Anime DVD Review: One Piece Collection One

One Piece Collection One packages the One Piece Season One First Voyage and the One Piece Season One Second Voyage releases together. Between the two sets, there are 26 episodes of the series included. Episodes can be watched with either the English dub or with the Japanese audio with English subtitles. It should also be noted that in addition to watching episodes or using the “Play All” option, there is also a marathon feature, which allows you to watch all the episodes on a disc back-to-back without interruption. In the marathon feature, the opening credits only plays once, there are no next episode previews, and the ending credits are not included.

One Piece Collection One
English Publisher: FUNimation Entertainment
Format: DVD
Release Date: July 26, 2011

It’s established in the opening credits that before Gol D. Roger, the “Pirate King” was executed, he said that anyone could have his treasure, but they would have to search the whole world in order to find it. This event marked the beginning of the great era of piracy.

A young man named Monkey D. Luffy is on a quest to become the Pirate King. In his youth, he had eaten “the devil’s fruit” and became rubbery. While his rubbery body allows him to stretch himself out a great distance, the drawback is that he will never be able to swim.

During the episodes in this collection, Luffy sets out to assemble a pirate crew and go to the Grand Line in order to look for Gol D. Roger’s treasure, which is called the “One Piece.” Luffy officially gains three members of his crew: a pirate hunter named Roronoa Zoro, a female thief named Nami, and a young man named Usopp who is known in his village for telling lies and tall tales (but it turns out he’s also a sharpshooter). The group also meets Sanji, a cook at a sea restaurant. Luffy wants Sanji to join his crew, but the cook shows no interest in doing so.
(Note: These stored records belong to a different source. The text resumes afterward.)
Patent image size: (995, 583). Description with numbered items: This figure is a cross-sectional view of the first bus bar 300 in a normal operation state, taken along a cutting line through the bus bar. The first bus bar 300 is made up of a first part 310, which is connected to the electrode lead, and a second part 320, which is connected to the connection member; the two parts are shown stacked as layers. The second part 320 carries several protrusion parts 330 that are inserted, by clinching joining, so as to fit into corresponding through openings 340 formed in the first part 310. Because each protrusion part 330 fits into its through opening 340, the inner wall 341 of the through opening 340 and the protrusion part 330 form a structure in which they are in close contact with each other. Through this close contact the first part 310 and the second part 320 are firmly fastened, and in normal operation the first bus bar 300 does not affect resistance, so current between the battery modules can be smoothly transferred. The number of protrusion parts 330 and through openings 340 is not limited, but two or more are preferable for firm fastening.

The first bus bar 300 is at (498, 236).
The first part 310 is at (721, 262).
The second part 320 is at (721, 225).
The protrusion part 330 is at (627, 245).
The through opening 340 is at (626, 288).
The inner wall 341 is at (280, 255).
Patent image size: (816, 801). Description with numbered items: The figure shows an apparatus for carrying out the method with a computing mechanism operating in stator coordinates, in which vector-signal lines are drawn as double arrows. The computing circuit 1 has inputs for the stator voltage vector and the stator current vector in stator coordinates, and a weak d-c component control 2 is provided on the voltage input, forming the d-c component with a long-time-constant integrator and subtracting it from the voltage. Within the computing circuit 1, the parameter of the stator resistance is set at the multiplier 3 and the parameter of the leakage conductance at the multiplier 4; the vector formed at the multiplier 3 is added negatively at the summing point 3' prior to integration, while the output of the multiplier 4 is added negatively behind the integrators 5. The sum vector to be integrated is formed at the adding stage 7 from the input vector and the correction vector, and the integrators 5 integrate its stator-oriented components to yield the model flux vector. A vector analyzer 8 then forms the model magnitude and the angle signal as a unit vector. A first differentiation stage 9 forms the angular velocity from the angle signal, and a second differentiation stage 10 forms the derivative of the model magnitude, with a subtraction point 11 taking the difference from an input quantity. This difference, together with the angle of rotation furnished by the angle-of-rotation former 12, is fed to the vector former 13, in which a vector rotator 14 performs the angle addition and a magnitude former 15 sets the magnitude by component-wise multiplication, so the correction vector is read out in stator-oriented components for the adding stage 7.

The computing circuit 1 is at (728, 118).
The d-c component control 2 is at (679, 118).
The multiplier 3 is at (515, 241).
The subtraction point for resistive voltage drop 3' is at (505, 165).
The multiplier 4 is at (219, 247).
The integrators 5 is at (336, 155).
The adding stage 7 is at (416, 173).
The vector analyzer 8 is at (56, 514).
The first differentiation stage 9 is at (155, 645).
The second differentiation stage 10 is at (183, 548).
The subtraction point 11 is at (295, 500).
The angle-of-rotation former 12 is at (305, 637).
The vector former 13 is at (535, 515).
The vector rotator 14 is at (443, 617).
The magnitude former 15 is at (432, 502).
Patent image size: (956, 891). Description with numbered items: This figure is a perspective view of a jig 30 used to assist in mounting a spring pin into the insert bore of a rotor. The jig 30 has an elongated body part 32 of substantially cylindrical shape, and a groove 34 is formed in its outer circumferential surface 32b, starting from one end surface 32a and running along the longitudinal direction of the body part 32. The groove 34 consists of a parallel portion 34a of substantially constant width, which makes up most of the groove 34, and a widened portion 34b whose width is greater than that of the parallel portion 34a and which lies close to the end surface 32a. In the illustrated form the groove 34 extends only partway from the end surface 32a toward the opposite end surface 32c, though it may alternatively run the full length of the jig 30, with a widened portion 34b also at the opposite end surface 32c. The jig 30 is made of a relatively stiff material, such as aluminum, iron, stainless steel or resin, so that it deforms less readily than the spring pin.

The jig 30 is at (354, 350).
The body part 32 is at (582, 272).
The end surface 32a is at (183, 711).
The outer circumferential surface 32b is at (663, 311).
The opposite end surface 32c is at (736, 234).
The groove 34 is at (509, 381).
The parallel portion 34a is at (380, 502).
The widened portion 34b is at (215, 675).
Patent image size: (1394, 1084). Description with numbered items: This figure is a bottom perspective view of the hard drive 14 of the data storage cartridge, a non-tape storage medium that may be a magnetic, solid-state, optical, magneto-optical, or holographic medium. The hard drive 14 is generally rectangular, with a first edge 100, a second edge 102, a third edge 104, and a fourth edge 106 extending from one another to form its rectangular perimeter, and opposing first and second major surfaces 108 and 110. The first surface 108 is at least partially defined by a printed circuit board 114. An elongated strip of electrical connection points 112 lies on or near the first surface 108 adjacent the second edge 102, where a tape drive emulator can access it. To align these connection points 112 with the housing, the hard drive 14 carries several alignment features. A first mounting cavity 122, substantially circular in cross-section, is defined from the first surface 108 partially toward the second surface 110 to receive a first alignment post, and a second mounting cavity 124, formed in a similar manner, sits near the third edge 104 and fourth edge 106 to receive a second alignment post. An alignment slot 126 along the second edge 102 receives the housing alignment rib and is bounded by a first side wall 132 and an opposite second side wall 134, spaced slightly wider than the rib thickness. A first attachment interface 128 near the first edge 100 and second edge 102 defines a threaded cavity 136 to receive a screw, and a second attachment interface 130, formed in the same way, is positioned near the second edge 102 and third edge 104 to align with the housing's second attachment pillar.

These sets include character development episodes for Usopp, Zoro, and Sanji. While Usopp’s backstory is shown more in real time, the backstories for Zoro and Sanji are conveyed to the viewer through flashbacks. I appreciated how the flashbacks felt like they naturally belonged in the story and not as if they were shoehorned in. Even though One Piece tends to be more on the comedic side, the series doesn’t shy away from having its serious moments. The character backstories are just one example of the serious moments that this series includes.

The flow of the series at this point works well, and nothing truly feels like “filler” material. But being so early in the series’ run, though, there was obviously enough material in the manga with the character building and world building that there really wasn’t a need for any “filler” at this point. Unfortunately, One Piece Collection One ends in the middle of a story arc, so you have to watch the next set in order to find out how that arc continues and will ultimately end.

The animation style of One Piece is more on the unique side, but it effectively captures the look that Eiichiro Oda used for the manga. This unique feel to the animation helps to make this series stand out from other anime titles.

When it comes to the bonus features included in this DVD set, there are textless songs and trailers included on the second and fourth discs of the set. Staff commentaries can be found on the first and third discs.

If you’re a One Piece fan who wants to own the series on home video, but don’t want to spend the time and money to track down each individual set that’s been released, these Collection sets are a good way to go.